SOKULLU'NUN VARİSLERİ

Tiyatro sanatçısı Ayşegül Atik'in de aralarında bulunduğu 16 varis, geçtiğimiz yıllarda Osmanlı Sadrazamı Sokullu Mehmet Paşa'nın 14'üncü kuşak mirasçıları oldukları iddiasıyla mahkemeye başvuruda bulunmuştu. Varisler, önce Osmanlı İmparatorluğu'nda 1565-1579 yılları arasında Kanuni Sultan Süleyman, 2'nci Selim ve 3'üncü Murat'a sadrazamlık yapmış Sokullu Mehmet Paşa'nın soy ağacının çıkarılarak 'vakıf evladı' olduklarının tespiti ardından da taşınmazlardan elde edilen gelirden faydalanma talebinde bulunmuşlardı. Bilirkişi raporuyla Sokullu'nun varisi olduğu ispatlanan davacıların açtığı dava karara bağlandı ve varisler senede belli bir ücret alıyor.

MİLYAR DOLARLIK MİRAS DAVASI

l Bahriye Nazırı Hasan Hüsnü Paşa’nın değeri milyar dolarla ölçülen mirası için tam yıllardır hukuk savaşı yaşanıyor.

l Muğla'nın Bodrum ilçesinde Osmanlı döneminde yaşamış Voyvoda Hacı Hüseyin Ağa isimli şahıstan miras kalan arsalar 200 yıl sonra 800 kişiye bölüştürülerek satılacak.
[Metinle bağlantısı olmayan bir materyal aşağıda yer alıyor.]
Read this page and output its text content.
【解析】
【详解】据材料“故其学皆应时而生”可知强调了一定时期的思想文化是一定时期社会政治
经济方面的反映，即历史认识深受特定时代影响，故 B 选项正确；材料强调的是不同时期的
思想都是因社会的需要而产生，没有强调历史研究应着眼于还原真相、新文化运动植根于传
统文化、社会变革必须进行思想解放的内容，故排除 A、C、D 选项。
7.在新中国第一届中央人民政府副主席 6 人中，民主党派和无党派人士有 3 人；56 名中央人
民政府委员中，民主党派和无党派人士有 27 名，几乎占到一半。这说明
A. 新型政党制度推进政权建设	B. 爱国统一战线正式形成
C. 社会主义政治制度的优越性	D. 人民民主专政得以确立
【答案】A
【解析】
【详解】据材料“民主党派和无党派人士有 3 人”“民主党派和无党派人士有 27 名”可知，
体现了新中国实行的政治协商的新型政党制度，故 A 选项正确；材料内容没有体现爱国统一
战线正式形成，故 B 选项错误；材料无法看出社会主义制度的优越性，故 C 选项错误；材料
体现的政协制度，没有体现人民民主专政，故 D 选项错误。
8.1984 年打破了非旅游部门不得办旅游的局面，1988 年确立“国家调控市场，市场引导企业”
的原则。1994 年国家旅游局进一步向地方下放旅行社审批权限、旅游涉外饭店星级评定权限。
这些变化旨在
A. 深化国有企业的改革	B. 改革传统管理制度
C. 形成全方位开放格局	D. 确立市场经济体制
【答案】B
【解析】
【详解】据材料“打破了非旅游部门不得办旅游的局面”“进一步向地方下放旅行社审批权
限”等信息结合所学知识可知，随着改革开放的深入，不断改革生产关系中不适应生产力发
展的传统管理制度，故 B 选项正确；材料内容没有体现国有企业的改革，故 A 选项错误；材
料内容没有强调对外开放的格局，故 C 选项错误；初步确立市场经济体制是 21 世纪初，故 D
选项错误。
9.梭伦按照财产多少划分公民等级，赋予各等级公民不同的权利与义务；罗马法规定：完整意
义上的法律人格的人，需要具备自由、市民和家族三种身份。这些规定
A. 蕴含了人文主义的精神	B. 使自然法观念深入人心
l Osmanlı İmparatorluğu’nda 1800’lü yılların başında Karaman Valiliği yapan, Nizam-ı Cedid ve Sekban-ı Cedid ordularını komuta ettikten sonra boğularak öldürülen Kadı Abdurrahman Paşa’nın torunları miras için dava açtı. Paşa’nın Antalya, Konya, Muğla ve Trakya’nın yanı sıra Şam’daki Emevi Camisi’nin çevresinde de büyük arazileri bulunuyor.